Les propriétaires de la maison, Marina, son frère et sa mère, sont l’objet de moqueries de la part d’un groupe mené par Christos : difficile de comprendre la raison de ce comportement, même si très tôt on reproche à la mère, veuve encore jeune, des aventures qui ne parviennent pas à rester discrètes ; c’est qu’ici tout se sait, tout se voit. D’où ces plans récurrents de dialogues ou de disputes au milieu d’un chœur antique, composé de villageois et en particulier d’enfants moqueurs. Si Cacoyannis définit rapidement le caractère de Pavlos, écrivain raté qui se complaît dans une plainte perpétuelle et des excès (boisson, tabac, liaisons), c’est vers Marina qua sa caméra se tourne le plus doucement, d’autant qu’elle est incarnée par la radieuse Ellie Lambeti qu’il avait déjà dirigée dans son premier film, Le réveil du dimanche ; il sait capter son jeu nuancé, lui offrant des monologues superbes : qu’elle raconte la mort de sa sœur, « morte parce qu’elle était laide », ou, à la fin, qu’elle affirme son courage retrouvé, c’est la même fascination pour une actrice hors du commun et pour un personnage magnifiquement dessiné. Marina souffre d’abord en silence, de la honte concernant sa mère, de la violence autodestructrice de son frère, d’une existence qui se résume à des quolibets sans fin. Mais l’amour de Pavlos la révèle à elle-même et peu à peu elle ose. D’abord, elle cède et l’embrasse, puis elle va jusqu’à une entrevue sous un porche (séquence d’une simplicité sublime, avec la petite fille qui arrive dans la profondeur de champ pour regarder les amants hors-champ), et enfin, elle lui donne un rendez-vous auquel il devra venir par la mer.

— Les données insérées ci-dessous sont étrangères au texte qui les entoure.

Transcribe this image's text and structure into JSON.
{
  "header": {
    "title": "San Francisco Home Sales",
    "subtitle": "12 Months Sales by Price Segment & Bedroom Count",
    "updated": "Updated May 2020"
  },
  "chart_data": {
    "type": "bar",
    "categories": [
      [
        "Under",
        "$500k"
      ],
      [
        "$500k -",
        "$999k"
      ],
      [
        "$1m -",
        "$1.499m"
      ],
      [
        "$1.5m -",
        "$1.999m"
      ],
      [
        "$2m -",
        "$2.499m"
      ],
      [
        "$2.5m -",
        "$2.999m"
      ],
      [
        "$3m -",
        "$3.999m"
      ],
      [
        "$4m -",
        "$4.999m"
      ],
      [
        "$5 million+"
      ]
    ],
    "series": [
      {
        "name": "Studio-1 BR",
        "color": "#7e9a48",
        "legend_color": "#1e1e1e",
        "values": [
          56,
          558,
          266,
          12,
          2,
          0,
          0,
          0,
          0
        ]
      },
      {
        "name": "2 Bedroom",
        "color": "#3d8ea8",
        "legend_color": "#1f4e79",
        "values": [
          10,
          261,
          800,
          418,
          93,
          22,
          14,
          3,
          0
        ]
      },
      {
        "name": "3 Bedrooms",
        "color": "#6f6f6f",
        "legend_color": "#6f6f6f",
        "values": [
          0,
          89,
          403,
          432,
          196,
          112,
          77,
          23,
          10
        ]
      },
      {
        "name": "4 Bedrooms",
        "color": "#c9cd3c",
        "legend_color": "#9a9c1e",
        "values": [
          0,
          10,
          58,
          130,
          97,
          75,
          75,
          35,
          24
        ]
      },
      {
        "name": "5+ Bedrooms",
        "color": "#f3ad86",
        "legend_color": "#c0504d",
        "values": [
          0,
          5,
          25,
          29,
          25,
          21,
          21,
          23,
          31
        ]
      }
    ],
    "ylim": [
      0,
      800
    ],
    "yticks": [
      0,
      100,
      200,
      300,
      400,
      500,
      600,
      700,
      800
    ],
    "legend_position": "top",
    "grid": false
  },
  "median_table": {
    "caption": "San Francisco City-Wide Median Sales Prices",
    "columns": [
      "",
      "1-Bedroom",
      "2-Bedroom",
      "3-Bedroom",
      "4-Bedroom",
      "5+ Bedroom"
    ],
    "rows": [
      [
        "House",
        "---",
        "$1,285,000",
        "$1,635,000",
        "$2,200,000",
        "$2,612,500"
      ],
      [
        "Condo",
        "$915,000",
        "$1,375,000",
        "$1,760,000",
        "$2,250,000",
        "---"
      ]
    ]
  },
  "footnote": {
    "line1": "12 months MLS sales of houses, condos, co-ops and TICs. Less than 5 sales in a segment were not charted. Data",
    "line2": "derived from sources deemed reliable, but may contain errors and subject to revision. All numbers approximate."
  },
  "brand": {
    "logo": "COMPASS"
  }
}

C’est là que se noue le drame, dans cette mer qui a emporté la sœur et qui a failli perdre Pavlos, victime d’un jeu cruel organisé par Christos et sa clique. Par désœuvrement et par perversité, ce groupe à la chanson facile ne cesse d’imaginer des plaisanteries mauvaises : qu’il s’agisse de poursuivre Marina, d’entourer Pavlos en train de nager ou d’ôter le bouchon de sa barque, leur unité s’exerce au détriment des autres, de ceux qui se rebellent ou se refusent. La savante progression de leurs « blagues » les conduit à la tragédie : ignorant que le bouchon est enlevé, Pavlos emmène des enfants dans sa barque et ce n’est qu’au large que celle-ci coule. Il faudrait un cœur singulièrement sec pour ne pas être éprouvé par cette séquence poignante, dans laquelle Pavlos essaie désespérément de sauver des enfants au fur et à mesure que l’eau monte. Pareillement la très sobre scène de la procession qui mène au cimetière est déchirante.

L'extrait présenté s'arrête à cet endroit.